Advocates for a former Marine imprisoned in Tehran more than two years ago are seeking to use a diplomatic window created by the temporary nuclear agreement with Iran to gain his release.
In a letter to President Obama released on Wednesday, four top former American defense and security officials urged “immediate action” to expedite the release of the Marine, Amir Hekmati, who has been held in Evin Prison with no publicly disclosed charges against him.
“Mr. Hekmati has committed no crime,” read the letter, signed by William S. Cohen, a former secretary of defense; Gen. Peter Pace, a former chairman of the Joint Chiefs of Staff; Gen. James L. Jones, a former national security adviser; and Gen. Joseph W. Ralston, a former allied commander in Europe. They wrote that Mr. Hekmati had “conducted his life with unyielding honor and courage.”

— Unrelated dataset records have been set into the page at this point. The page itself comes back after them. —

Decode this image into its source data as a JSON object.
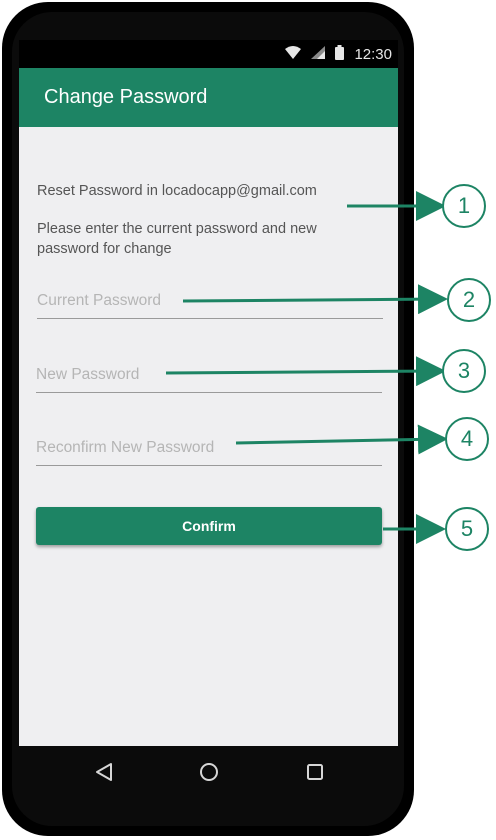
{
  "status_bar": {
    "time": "12:30",
    "icons": [
      "wifi-icon",
      "signal-icon",
      "battery-icon"
    ]
  },
  "app_bar": {
    "title": "Change Password"
  },
  "content": {
    "reset_text": "Reset Password in locadocapp@gmail.com",
    "instructions": "Please enter the current password and new password for change",
    "current_password_placeholder": "Current Password",
    "new_password_placeholder": "New Password",
    "reconfirm_password_placeholder": "Reconfirm New Password",
    "confirm_label": "Confirm"
  },
  "nav_bar": {
    "icons": [
      "back-icon",
      "home-icon",
      "recents-icon"
    ]
  },
  "callouts": [
    "1",
    "2",
    "3",
    "4",
    "5"
  ],
  "colors": {
    "accent": "#1d8464",
    "screen_bg": "#efeff1",
    "phone_body": "#000000"
  }
}
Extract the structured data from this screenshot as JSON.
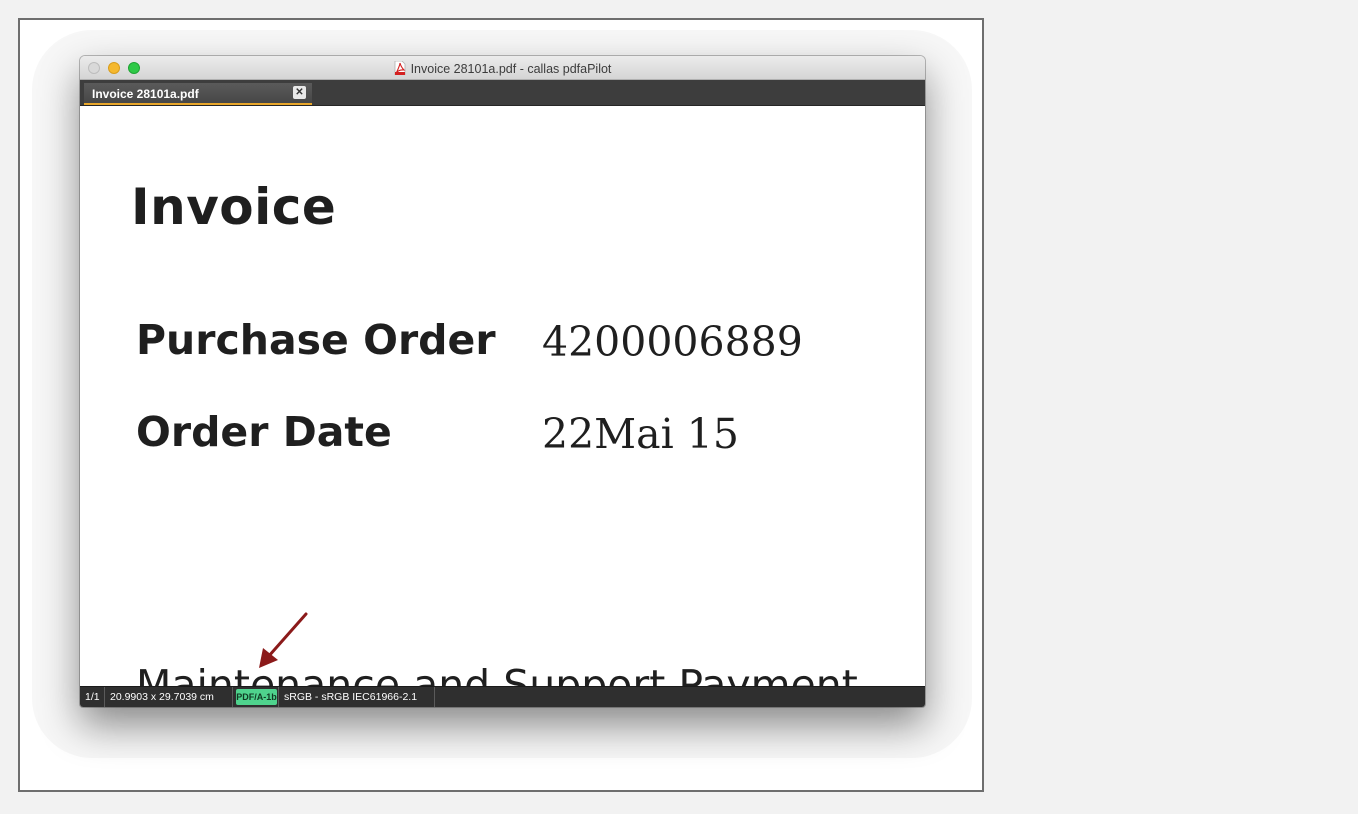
{
  "window": {
    "title": "Invoice 28101a.pdf - callas pdfaPilot",
    "tab_label": "Invoice 28101a.pdf",
    "tab_close_glyph": "✕"
  },
  "document": {
    "title": "Invoice",
    "purchase_order_label": "Purchase Order",
    "purchase_order_value": "4200006889",
    "order_date_label": "Order Date",
    "order_date_value": "22Mai 15",
    "section_heading": "Maintenance and Support Payment"
  },
  "status_bar": {
    "page_indicator": "1/1",
    "page_size": "20.9903 x 29.7039 cm",
    "conformance_badge": "PDF/A-1b",
    "color_profile": "sRGB - sRGB IEC61966-2.1"
  },
  "colors": {
    "accent_tab_underline": "#e8a62a",
    "badge_green": "#4fd38d",
    "annotation_arrow": "#8b1a1a"
  }
}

The letter followed the official start on Monday of a six-month accord between Iran and world powers in the protracted dispute over the country’s nuclear energy program, which the Iranians insist is peaceful despite widespread suspicions that it is a cover for developing a nuclear weapons capability.
Under the temporary agreement, Iran halted most uranium enrichment in exchange for limited relief from Western sanctions. The accord was intended to allow diplomats time to negotiate a permanent solution to the dispute, one of the biggest obstacles to improvement in an Iranian-American relationship fraught with decades of mutual hostility.
“As Iran and the United States attempt a formal accord in the next six months, now is the perfect time for the release of Mr. Hekmati,” the letter reads. “Freeing him is indeed in both nations’ best interests.”
Mr. Hekmati, 30, an American of Iranian descent from Flint, Mich., was taken into custody while on a visit to see his maternal grandmother and other relatives in 2011. He was accused of espionage, tried and sentenced to death, but the verdict was overturned and a new trial was ordered in March 2012. That trial has never happened, and the Iranian judiciary has never explained why he remains incarcerated.
His family has repeatedly said Mr. Hekmati is innocent and has pleaded for his release so he can return home while his father, stricken with brain cancer, is alive.
Dan Kildee, Mr. Hekmati’s Democratic congressional representative, who has made the effort to free him a priority, said in a telephone interview on Wednesday that the letter was part of a broader effort to raise attention to the plight of Mr. Hekmati, whose lack of access to legal counsel in Iran has illustrated what critics call its harsh and blatantly arbitrary justice system. The United Nations Human Rights Council’s Working Group on Arbitrary Detention has said Mr. Hekmati has been deprived of his rights.
“This letter is another important statement that there are people across the country who feel strongly about this,” Mr. Kildee said.
Mr. Hekmati is one of two, and possibly three, Americans in Iranian custody. The others are Saeed Abedini, a pastor who was sentenced in January 2013 to an eight-year prison term, accused of unlawfully creating a network of Christian churches in private Iranian homes, and Robert A. Levinson, an American intelligence operative and retired F.B.I. agent who has been missing for seven years.
American officials have said privately they believe that Mr. Levinson is in the custody of a group tied to Iranian religious leaders. Iran’s government has maintained it knows nothing of his whereabouts or fate.
American officials have also said that the imprisonment of United States citizens in Iran is among the issues that have been raised in the negotiations over the nuclear dispute, which are expected to resume in the coming weeks.
Iran has given no indication that it is prepared to release Mr. Hekmati, although his Iranian relatives have been allowed to visit him in prison. There has been a modest increase in optimism about the Hekmati case since the election last year of President Hassan Rouhani, considered a relative moderate whose overtures helped create the basis for the nuclear diplomacy.
Mr. Rouhani has said he wants to end Iran’s isolation and ease the severe restraints on personal freedoms that shaped the tenure of his conservative predecessor, Mahmoud Ahmadinejad.
Nonetheless, human rights activists and other critics of Iran say Mr. Rouhani’s government has done little, so far, to change Iran’s reputation for judicial abuses and heavy punishment of criminals and dissidents.
In Geneva on Wednesday, United Nations human rights experts reported a surge in Iranian executions this year, with 40 people hanged in the first two weeks of January, 33 of them in the past week.
“We are dismayed at the continued application of the death penalty with alarming frequency by the authorities, despite repeated calls for Iran to establish a moratorium on executions,” said Ahmed Shaheed, the special rapporteur on human rights in Iran, and Christof Heyns, the special rapporteur on extrajudicial, summary or arbitrary executions.
Iran is second only to China in the application of capital punishment, and most Iranian executions are of drug offenders.
Although there has been much discussion on possible changes to Iran’s penal code since Mr. Rouhani took office, Mr. Shaheed said, “it looks as if his pledges of reform have fallen on deaf ears in Iran.”